Marrying His Cinderella Countess - Page 48

The necklace was more diamonds—they should take everyone’s eyes off her face, Ellie thought, blinking at their magnificence. Then the veil went on, secured by a matching diamond tiara. Finally she slid her feet into the shoes, wincing at the sudden strain the correction made on her hip.

Just for today, she promised herself. And at Court, if Blake arranges for me to be presented.

He had said he would, but that seemed so improbable that she could not really believe it.

She walked slowly up and down, accustoming herself to the painful pull on muscles that had adjusted to the shortening of her leg after the break. ‘I still limp.’

‘You sway elegantly,’ Verity said, prowling behind her to tweak at her skirts. ‘Time to go.’

‘Yes. Of course. I do not want to be late.’

‘Of course you do. It does men good to be kept waiting. Kept wondering. Veil down, now.’

Chapter Thirteen

Blake stood and studied the dark wood panelling behind the altar and willed himself not to fidget. Eleanor was late—the church clock had chimed the hour at least ten minutes ago—but looking at the time would only betray his anxiety. The whispering and speculation was bad enough without presenting the congregation with a picture of a nervous bridegroom. Beside him Jonathan stood silent and still, exuding competence and the aura of a man who knew exactly where the wedding ring was.

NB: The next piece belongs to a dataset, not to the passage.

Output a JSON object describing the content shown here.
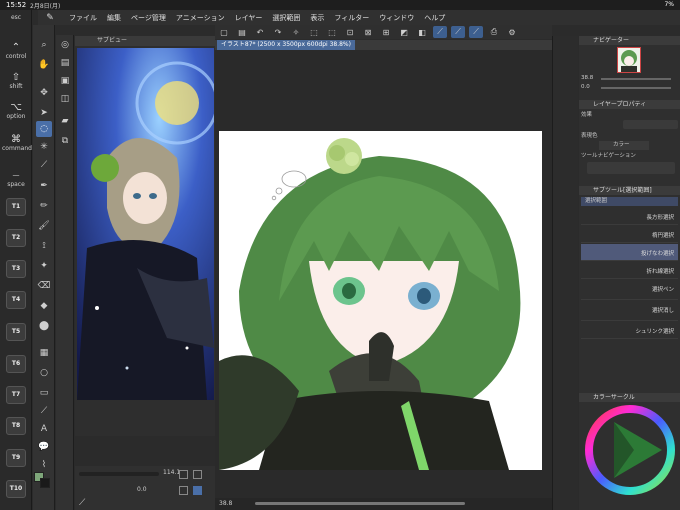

He had put up a spirited resistance to the request that he be best man until Blake had snapped that it would prove a welcome distraction for the gossips, and that speculation about exactly why his secretary looked so much like him would give the busybodies something to think about other than Eleanor.

‘Most of them know already,’ Jon had pointed out.

‘Yes, but it really irritates Great-Aunt Hermione.’

‘Oh, well, in that case I would be honoured,’ Jon had said with a grin.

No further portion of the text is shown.